Irgendwie ahnte sie auch, dass sie sich weder mit dem Wohnzimmer, noch mit der Küche aufhalten musste und schlich leise nach oben. Schon auf der Treppe hörte sie ein Schimpfen und Fluchen.
Es war eine Frauenstimme, aber es war nicht die von Clarissa. Sie kam aus dem Zimmer das in der Mitte des Stockwerks lag. Leise öffnete sie die Tür und sah Daniel auf dem Bett liegen. Er schien bewusstlos zu sein. Auf ihm kniete eine Frau und schlug ihm immer und immer wieder ins Gesicht.
»Diese Schlampe, du wirst es sehen, ich werde sie umbringen!« fluchte die Frau, während sie Daniel ins Gesicht schlug.
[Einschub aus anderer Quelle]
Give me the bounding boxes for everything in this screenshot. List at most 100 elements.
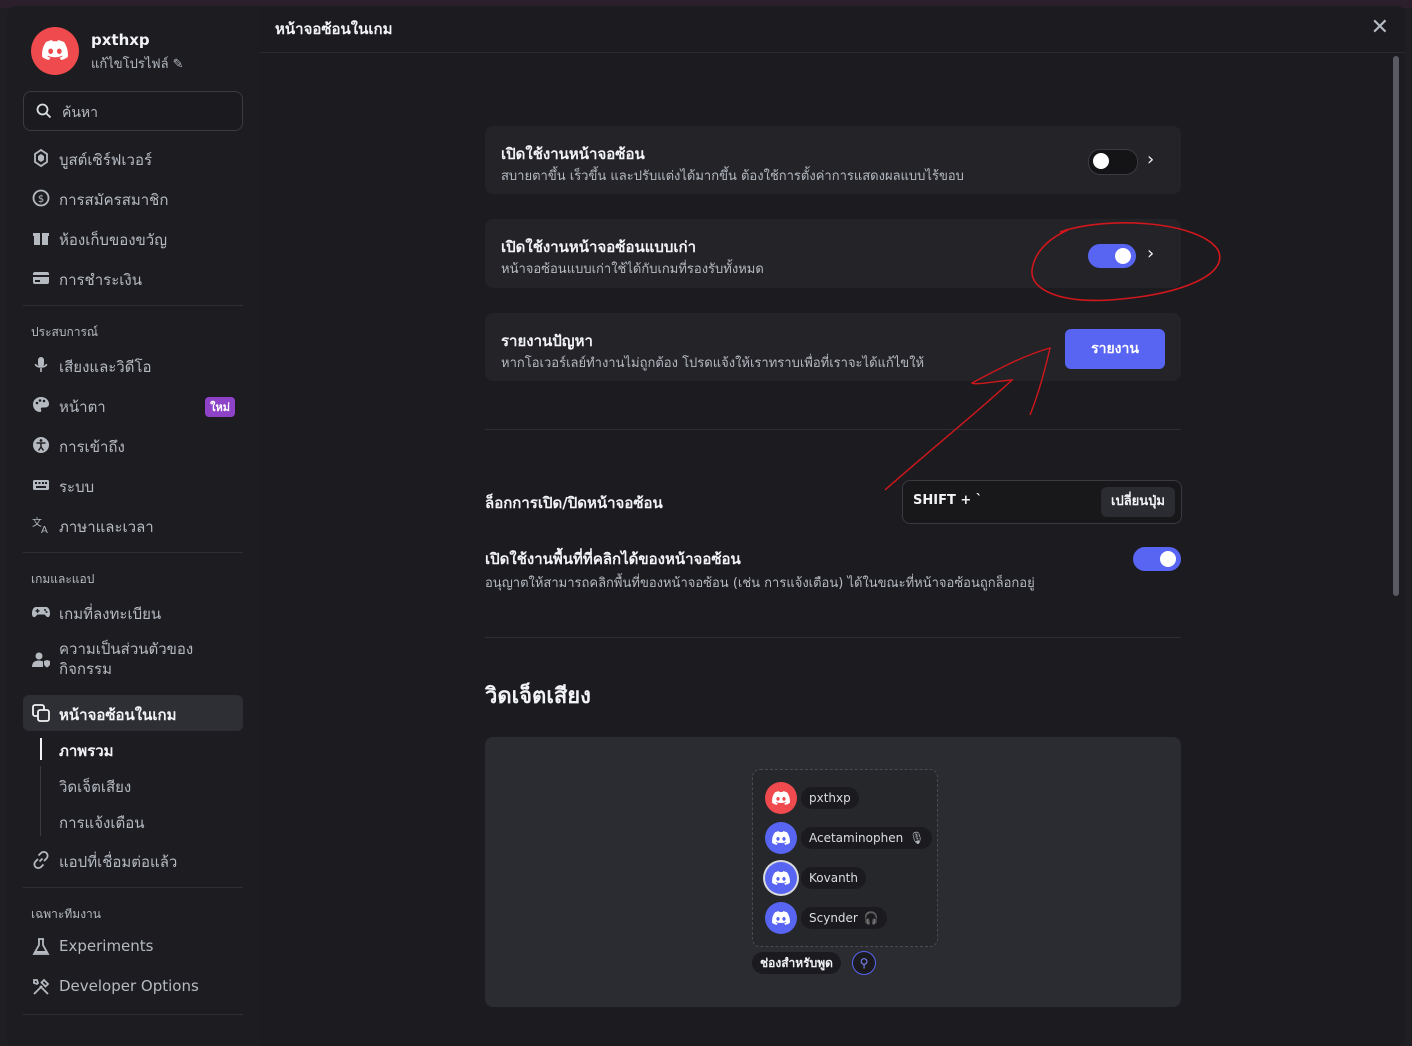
sidebar-item-label: ระบบ bbox=[59, 478, 95, 496]
voice-widget: pxthxp Acetaminophen 🎙 Kovanth Scynder 🎧 bbox=[752, 769, 938, 947]
keybind-value: SHIFT + ` bbox=[913, 493, 983, 508]
subnav-indicator-active bbox=[40, 738, 42, 760]
section-divider bbox=[485, 429, 1181, 430]
boost-gem-icon bbox=[34, 148, 48, 168]
headset-muted-icon: 🎧 bbox=[863, 911, 879, 925]
sidebar-item-server-boost[interactable]: บูสต์เซิร์ฟเวอร์ bbox=[23, 140, 243, 176]
sidebar-item-label: เสียงและวิดีโอ bbox=[59, 358, 152, 376]
tools-icon bbox=[33, 978, 50, 995]
subnav-overview[interactable]: ภาพรวม bbox=[59, 739, 114, 763]
voice-user-name: Kovanth bbox=[801, 867, 866, 889]
avatar bbox=[765, 782, 797, 814]
gamepad-icon bbox=[32, 607, 50, 618]
section-title-staff-only: เฉพาะทีมงาน bbox=[31, 907, 101, 921]
sidebar-item-subscriptions[interactable]: $ การสมัครสมาชิก bbox=[23, 180, 243, 216]
report-issue-description: หากโอเวอร์เลย์ทำงานไม่ถูกต้อง โปรดแจ้งให… bbox=[501, 356, 925, 371]
section-title-games-apps: เกมและแอป bbox=[31, 572, 95, 586]
sidebar-divider bbox=[23, 1014, 243, 1015]
discord-logo-icon bbox=[772, 791, 790, 805]
voice-user-name: pxthxp bbox=[801, 787, 859, 809]
sidebar-item-registered-games[interactable]: เกมที่ลงทะเบียน bbox=[23, 594, 243, 630]
settings-window: pxthxp แก้ไขโปรไฟล์ ✎ ค้นหา บูสต์เซิร์ฟเว… bbox=[7, 6, 1405, 1046]
voice-user-name: Acetaminophen 🎙 bbox=[801, 827, 933, 849]
pin-icon[interactable]: ⚲ bbox=[852, 951, 876, 975]
enable-overlay-title: เปิดใช้งานหน้าจอซ้อน bbox=[501, 145, 645, 163]
sidebar-item-developer-options[interactable]: Developer Options bbox=[23, 969, 243, 1005]
change-keybind-button[interactable]: เปลี่ยนปุ่ม bbox=[1101, 487, 1175, 517]
sidebar-item-language-time[interactable]: 文A ภาษาและเวลา bbox=[23, 507, 243, 543]
sidebar-item-label: ความเป็นส่วนตัวของกิจกรรม bbox=[59, 640, 194, 678]
edit-profile-link[interactable]: แก้ไขโปรไฟล์ ✎ bbox=[91, 53, 184, 74]
sidebar-item-appearance[interactable]: หน้าตา ใหม่ bbox=[23, 387, 243, 423]
sidebar-item-label: การเข้าถึง bbox=[59, 438, 125, 456]
toggle-knob bbox=[1093, 153, 1109, 169]
pencil-icon: ✎ bbox=[172, 57, 184, 72]
chevron-right-icon[interactable]: › bbox=[1147, 149, 1154, 170]
profile-username: pxthxp bbox=[91, 31, 150, 49]
search-placeholder: ค้นหา bbox=[62, 105, 99, 121]
close-button[interactable]: ✕ bbox=[1371, 17, 1389, 39]
scrollbar-thumb[interactable] bbox=[1393, 56, 1399, 596]
sidebar-divider bbox=[23, 887, 243, 888]
search-icon bbox=[36, 103, 52, 119]
sidebar-item-game-overlay[interactable]: หน้าจอซ้อนในเกม bbox=[23, 695, 243, 731]
sidebar-item-voice-video[interactable]: เสียงและวิดีโอ bbox=[23, 347, 243, 383]
keybind-field[interactable]: SHIFT + ` เปลี่ยนปุ่ม bbox=[902, 480, 1182, 524]
toggle-knob bbox=[1160, 551, 1176, 567]
sidebar-item-activity-privacy[interactable]: ความเป็นส่วนตัวของกิจกรรม bbox=[23, 636, 243, 684]
avatar bbox=[765, 902, 797, 934]
enable-overlay-toggle[interactable] bbox=[1088, 149, 1138, 175]
flask-icon bbox=[32, 938, 50, 955]
subnav-voice-widget[interactable]: วิดเจ็ตเสียง bbox=[59, 775, 131, 799]
new-badge: ใหม่ bbox=[205, 397, 235, 417]
clickable-zones-toggle[interactable] bbox=[1133, 547, 1181, 571]
accessibility-icon bbox=[33, 437, 49, 453]
svg-text:A: A bbox=[41, 525, 48, 535]
sidebar-item-label: ภาษาและเวลา bbox=[59, 518, 154, 536]
discord-logo-icon bbox=[772, 911, 790, 925]
sidebar-divider bbox=[23, 305, 243, 306]
clickable-zones-description: อนุญาตให้สามารถคลิกพื้นที่ของหน้าจอซ้อน … bbox=[485, 576, 1035, 591]
person-shield-icon bbox=[32, 652, 50, 668]
legacy-overlay-card[interactable]: เปิดใช้งานหน้าจอซ้อนแบบเก่า หน้าจอซ้อนแบ… bbox=[485, 219, 1181, 288]
legacy-overlay-description: หน้าจอซ้อนแบบเก่าใช้ได้กับเกมที่รองรับทั… bbox=[501, 262, 764, 277]
sidebar-item-accessibility[interactable]: การเข้าถึง bbox=[23, 427, 243, 463]
credit-card-icon bbox=[33, 272, 49, 284]
subnav-indicator bbox=[40, 766, 41, 836]
sidebar-item-experiments[interactable]: Experiments bbox=[23, 929, 243, 965]
sidebar-item-label: Experiments bbox=[59, 937, 154, 955]
translate-icon: 文A bbox=[32, 516, 48, 535]
section-title-experience: ประสบการณ์ bbox=[31, 325, 99, 339]
legacy-overlay-title: เปิดใช้งานหน้าจอซ้อนแบบเก่า bbox=[501, 238, 697, 256]
sidebar-item-connected-apps[interactable]: แอปที่เชื่อมต่อแล้ว bbox=[23, 842, 243, 878]
enable-overlay-description: สบายตาขึ้น เร็วขึ้น และปรับแต่งได้มากขึ้… bbox=[501, 169, 964, 184]
subnav-notifications[interactable]: การแจ้งเตือน bbox=[59, 811, 144, 835]
report-issue-title: รายงานปัญหา bbox=[501, 332, 593, 350]
palette-icon bbox=[33, 397, 49, 412]
enable-overlay-card[interactable]: เปิดใช้งานหน้าจอซ้อน สบายตาขึ้น เร็วขึ้น… bbox=[485, 126, 1181, 194]
sidebar-item-label: เกมที่ลงทะเบียน bbox=[59, 605, 162, 623]
lock-overlay-title: ล็อกการเปิด/ปิดหน้าจอซ้อน bbox=[485, 494, 663, 512]
legacy-overlay-toggle[interactable] bbox=[1088, 244, 1136, 268]
report-button[interactable]: รายงาน bbox=[1065, 329, 1165, 369]
clickable-zones-title: เปิดใช้งานพื้นที่ที่คลิกได้ของหน้าจอซ้อน bbox=[485, 550, 741, 568]
link-icon bbox=[33, 850, 49, 870]
sidebar-item-billing[interactable]: การชำระเงิน bbox=[23, 260, 243, 296]
sidebar-item-label: การสมัครสมาชิก bbox=[59, 191, 169, 209]
avatar[interactable] bbox=[31, 27, 79, 75]
chevron-right-icon[interactable]: › bbox=[1147, 243, 1154, 264]
sidebar-item-label: แอปที่เชื่อมต่อแล้ว bbox=[59, 853, 178, 871]
search-input[interactable]: ค้นหา bbox=[23, 91, 243, 131]
toggle-knob bbox=[1115, 248, 1131, 264]
sidebar-item-gift-inventory[interactable]: ห้องเก็บของขวัญ bbox=[23, 220, 243, 256]
voice-widget-preview: pxthxp Acetaminophen 🎙 Kovanth Scynder 🎧… bbox=[485, 737, 1181, 1007]
sidebar-item-label: ห้องเก็บของขวัญ bbox=[59, 231, 167, 249]
sidebar-item-label: หน้าตา bbox=[59, 398, 106, 416]
sidebar-item-system[interactable]: ระบบ bbox=[23, 467, 243, 503]
channel-label: ช่องสำหรับพูด bbox=[752, 952, 841, 974]
avatar-speaking bbox=[765, 862, 797, 894]
discord-logo-icon bbox=[772, 871, 790, 885]
discord-logo-icon bbox=[42, 40, 68, 60]
mic-muted-icon: 🎙 bbox=[909, 831, 925, 845]
section-divider bbox=[485, 637, 1181, 638]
Sie schien aber nicht wirklich fest zuzuschlagen, es wirkte eher so als wollte sie ihn aus seiner Bewusstlosigkeit erwecken. Patrizia entsicherte blitzschnell ihre Waffe und richtete sie auf die Frau, die sich erstaunt umdrehte und ihr direkt ins Gesicht sah.
»Runter da!« rief Patrizia. »Stell dich neben das Bett und heb deine Hände hoch!« Die Frau lachte hysterisch auf, dann sprang sie wie eine Katze vom Bett und auf Patrizia zu, aber Patrizia war geistesgegenwärtig genug und drückte einfach ab.
Laut hallte der Schuss durch den Raum, die Frau prallte zurück und fiel rücklings neben dem Bett zu Boden.
Auf dem Boden liegend sah sie erstaunt auf ihren linken Oberarm, dann zu Patrizia, die breitbeinig dastand, die Waffe mit beiden Händen umklammert und auf sie zielte.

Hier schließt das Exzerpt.